Your seemingly simple questions have some complex answers. There are two well known ways to feed a data stream featuring a given bit-depth to a D/A unit featuring some lesser native bit-depth. The first way is to dither the incoming data to the lesser bit-depth rather than simply truncating it. This will remove the distortion of truncation at the price of increasing the channel noise floor. The other way is via sigma-delta-modulation(SDM), which can deliver the full dynamic range of the higher resolution original data, but only within a limited band. This is what most commercial D/A chips do, even when fed only 16-bits. These D/A chips typically feature only a 5-bit or 6-bit core, and utilize SDM to deliver the full resolution (SNR) of the original higher resolution data, within practical circuit limits, of course.

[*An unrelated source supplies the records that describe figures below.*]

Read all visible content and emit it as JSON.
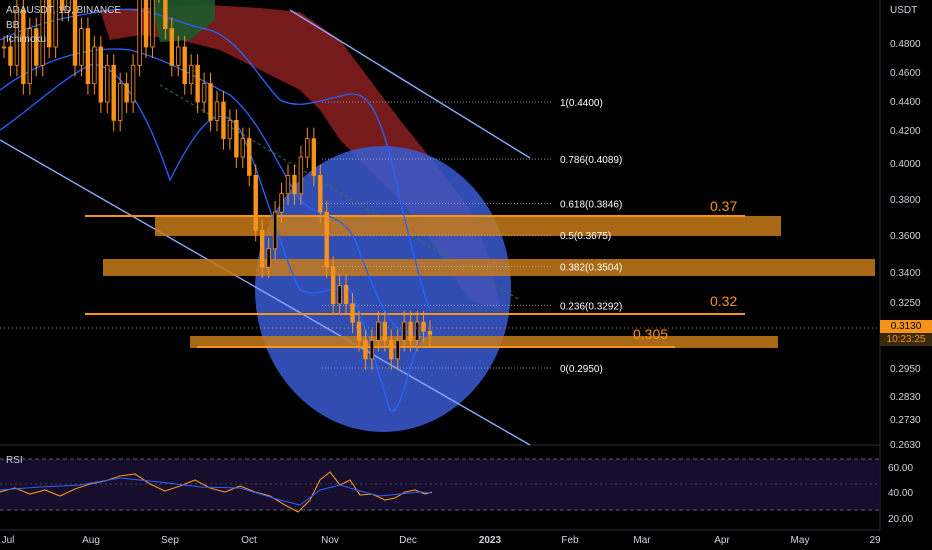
{
  "header": {
    "symbol": "ADAUSDT, 1D, BINANCE",
    "indicator_bb": "BB",
    "indicator_ichimoku": "Ichimoku"
  },
  "axis": {
    "currency": "USDT",
    "price_ticks": [
      "0.4800",
      "0.4600",
      "0.4400",
      "0.4200",
      "0.4000",
      "0.3800",
      "0.3600",
      "0.3400",
      "0.3250",
      "0.2950",
      "0.2830",
      "0.2730",
      "0.2630"
    ],
    "time_ticks": [
      "Jul",
      "Aug",
      "Sep",
      "Oct",
      "Nov",
      "Dec",
      "2023",
      "Feb",
      "Mar",
      "Apr",
      "May",
      "29"
    ]
  },
  "last_price": {
    "value": "0.3130",
    "countdown": "10:23:25",
    "color": "#f7931a"
  },
  "fibonacci": [
    {
      "label": "1(0.4400)",
      "price": 0.44
    },
    {
      "label": "0.786(0.4089)",
      "price": 0.4089
    },
    {
      "label": "0.618(0.3846)",
      "price": 0.3846
    },
    {
      "label": "0.5(0.3675)",
      "price": 0.3675
    },
    {
      "label": "0.382(0.3504)",
      "price": 0.3504
    },
    {
      "label": "0.236(0.3292)",
      "price": 0.3292
    },
    {
      "label": "0(0.2950)",
      "price": 0.295
    }
  ],
  "levels": [
    {
      "label": "0.37",
      "price": 0.37
    },
    {
      "label": "0.32",
      "price": 0.32
    },
    {
      "label": "0.305",
      "price": 0.305
    }
  ],
  "rsi": {
    "title": "RSI",
    "ticks": [
      "60.00",
      "40.00",
      "20.00"
    ]
  },
  "colors": {
    "candle": "#f7931a",
    "bb": "#2962ff",
    "zone": "#c77a1a",
    "channel": "#8fa8ff",
    "circle": "#3a5ad0",
    "cloud_red": "#8b2020",
    "cloud_green": "#1f5a2a"
  },
  "chart_data": {
    "type": "line",
    "series": [
      {
        "values": [
          0.47,
          0.46,
          0.49,
          0.45,
          0.48,
          0.46,
          0.5,
          0.47,
          0.51,
          0.49,
          0.5,
          0.46,
          0.48,
          0.45,
          0.47,
          0.44,
          0.46,
          0.43,
          0.45,
          0.44,
          0.46,
          0.5,
          0.47,
          0.52,
          0.5,
          0.48,
          0.46,
          0.47,
          0.45,
          0.46,
          0.44,
          0.45,
          0.43,
          0.44,
          0.42,
          0.43,
          0.41,
          0.42,
          0.4,
          0.37,
          0.35,
          0.36,
          0.38,
          0.39,
          0.4,
          0.39,
          0.41,
          0.42,
          0.4,
          0.38,
          0.35,
          0.33,
          0.34,
          0.33,
          0.32,
          0.31,
          0.3,
          0.31,
          0.32,
          0.31,
          0.3,
          0.31,
          0.32,
          0.31,
          0.32,
          0.315,
          0.313
        ]
      }
    ],
    "ylim": [
      0.26,
      0.5
    ]
  }
}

As far as various hybrid converter topologies are concerned, most of these have been tried over the years. The currently in production PCM1794A DAC chip is based on a hybrid converter core, while also utilizing SDM. The out of production PCM1704 R-2R DAC chip is actually a hybrid of two internal 23-bit R-2R cores coordinated to function as a single 24-bit complex converter. An architecture Burr-Brown refered to as 'colinear' in the data sheet. As a rule of thumb with the complex merging of multiple converter cores, each extra bit of resolution requires a doubling of converter circuitry. Simply paralleling converter outputs does not increase bit resolution. It only reduces the random noise floor by 3dB for every doubling of the number of converters.

High resolution discrete R-2R converters that reliably retain high accuracy are non-trivial to design and consistently manufacture. Such converters are, however, becoming in vogue among DAC vendors seeking to differentiate themselves in a crowded market. However, none of these which I'm aware objectively match the consistent accuracy of today's top multi-bit SDM converter chips. Subjective assessments may, and do, differ of course.